RITA ABELMAN BRENNER was born August 31, 1919 in Atlanta, Georgia. The second of three daughters, Rita’s father, Morris Abelman (né Auerbach) was an immigrant from Lithuania, and her mother, Anna Aaron Abelman, an elegant, ambitious import from the Jewish section of New York’s Harlem.

After Morris’ meteoritic rise from peddler to manufacturer (founder of Puritan Mills), Rita lived with her sisters in a stately home in the Druid Hills section of Atlanta. During the winter, the girls vacationed with their parents in Miami Beach; and in summer, the sisters were sent to camps in the Smokies and Poconos.

Rita suffered as a child when a severe case of pneumonia turned into empyema, forcing her into bed for three years. Doctors, convinced she wouldn’t survive, showered her with stuffed animals. Her recovery was considered miraculous and documented in the Johns Hopkins annals of medicine.

At eight years old, Rita met her future husband, Edward (Eddie) Brenner. Five years her senior, he was naughty and precocious. During summers, he worked at his aunt’s Camp Perry Ann where Rita was a camper. Among his many pranks was a small fire he lit beside the shower house.
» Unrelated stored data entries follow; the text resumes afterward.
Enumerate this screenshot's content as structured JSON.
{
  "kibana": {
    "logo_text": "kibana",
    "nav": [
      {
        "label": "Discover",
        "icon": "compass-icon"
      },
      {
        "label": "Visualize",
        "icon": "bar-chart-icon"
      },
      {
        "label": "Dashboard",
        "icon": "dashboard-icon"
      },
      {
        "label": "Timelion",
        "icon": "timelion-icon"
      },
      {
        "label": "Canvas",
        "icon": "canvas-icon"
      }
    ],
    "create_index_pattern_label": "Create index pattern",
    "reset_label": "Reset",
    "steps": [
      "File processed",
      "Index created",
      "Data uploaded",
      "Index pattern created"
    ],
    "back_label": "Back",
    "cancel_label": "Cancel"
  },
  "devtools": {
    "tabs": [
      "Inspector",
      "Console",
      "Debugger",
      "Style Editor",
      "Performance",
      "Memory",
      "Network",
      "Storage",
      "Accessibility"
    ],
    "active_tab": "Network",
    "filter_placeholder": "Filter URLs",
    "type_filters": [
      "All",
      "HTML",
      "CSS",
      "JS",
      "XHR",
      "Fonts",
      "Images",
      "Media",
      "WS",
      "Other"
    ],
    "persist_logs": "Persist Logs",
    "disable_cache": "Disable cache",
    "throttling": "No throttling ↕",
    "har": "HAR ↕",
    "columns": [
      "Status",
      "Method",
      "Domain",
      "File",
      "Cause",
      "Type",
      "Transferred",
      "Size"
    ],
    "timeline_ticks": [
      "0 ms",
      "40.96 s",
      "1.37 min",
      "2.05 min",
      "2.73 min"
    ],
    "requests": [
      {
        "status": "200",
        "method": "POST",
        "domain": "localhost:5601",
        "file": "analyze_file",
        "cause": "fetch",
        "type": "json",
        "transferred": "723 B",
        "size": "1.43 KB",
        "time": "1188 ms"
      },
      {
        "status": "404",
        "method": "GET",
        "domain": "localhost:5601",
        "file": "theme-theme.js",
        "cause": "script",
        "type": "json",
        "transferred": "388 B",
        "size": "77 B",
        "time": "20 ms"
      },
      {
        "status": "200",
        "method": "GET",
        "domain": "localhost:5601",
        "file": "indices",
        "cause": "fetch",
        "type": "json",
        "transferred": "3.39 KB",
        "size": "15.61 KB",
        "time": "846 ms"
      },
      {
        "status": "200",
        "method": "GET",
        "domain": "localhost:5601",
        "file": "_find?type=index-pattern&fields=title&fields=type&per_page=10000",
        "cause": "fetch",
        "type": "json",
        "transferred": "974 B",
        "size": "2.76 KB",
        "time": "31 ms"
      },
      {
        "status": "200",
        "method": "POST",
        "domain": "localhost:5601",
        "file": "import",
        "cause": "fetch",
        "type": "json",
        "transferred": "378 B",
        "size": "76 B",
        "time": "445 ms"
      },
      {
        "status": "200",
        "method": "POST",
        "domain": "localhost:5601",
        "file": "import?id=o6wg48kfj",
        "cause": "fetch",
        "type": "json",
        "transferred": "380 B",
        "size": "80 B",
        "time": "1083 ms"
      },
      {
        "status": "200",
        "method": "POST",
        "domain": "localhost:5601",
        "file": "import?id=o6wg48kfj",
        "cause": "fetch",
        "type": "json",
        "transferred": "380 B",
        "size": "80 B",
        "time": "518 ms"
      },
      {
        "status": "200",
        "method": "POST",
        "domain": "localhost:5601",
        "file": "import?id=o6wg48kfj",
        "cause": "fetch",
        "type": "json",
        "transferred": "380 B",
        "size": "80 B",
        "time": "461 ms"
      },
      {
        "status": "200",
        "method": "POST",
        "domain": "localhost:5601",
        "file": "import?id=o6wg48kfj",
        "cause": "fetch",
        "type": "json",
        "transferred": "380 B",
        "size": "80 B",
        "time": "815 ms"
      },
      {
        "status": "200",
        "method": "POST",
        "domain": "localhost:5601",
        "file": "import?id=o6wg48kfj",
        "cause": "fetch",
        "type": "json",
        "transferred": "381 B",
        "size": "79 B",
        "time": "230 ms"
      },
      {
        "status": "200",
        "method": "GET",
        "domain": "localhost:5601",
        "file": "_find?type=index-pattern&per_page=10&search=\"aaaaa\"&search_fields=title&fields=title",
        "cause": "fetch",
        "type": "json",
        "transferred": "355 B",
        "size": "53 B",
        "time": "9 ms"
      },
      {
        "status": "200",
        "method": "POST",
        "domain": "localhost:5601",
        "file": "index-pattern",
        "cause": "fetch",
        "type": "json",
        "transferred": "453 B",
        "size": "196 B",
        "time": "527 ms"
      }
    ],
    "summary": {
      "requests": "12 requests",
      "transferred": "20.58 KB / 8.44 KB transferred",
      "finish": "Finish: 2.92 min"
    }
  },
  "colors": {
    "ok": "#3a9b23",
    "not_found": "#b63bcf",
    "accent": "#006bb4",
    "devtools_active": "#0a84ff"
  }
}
After sounding the alarm, he stood aside to watch the naked girls run into a nearby field.

Once Rita came of age, she traveled throughout the South, attending dances with young, eligible Jewish boys and girls. She was not a serious student. At the University of Maryland, she boasted her class selection was determined by time of day, preferably afternoon.

When Rita and Eddie met again, she was exceptionally beautiful with exceptional flair. He was a prodigy from the mountains of North Carolina, son of Ukranian immigrants, who started college at fourteen and graduated with a Masters in Chemical Engineering before he was twenty.

In 1940, she wrote him that she would soon visit the small mountain town where he lived. He sent back regrets that he was traveling to Florida. Rita changed course. She invited herself on her sister’s honeymoon. Eddie Brenner claimed Rita Abelman was the first person he saw when he reached Miami Beach.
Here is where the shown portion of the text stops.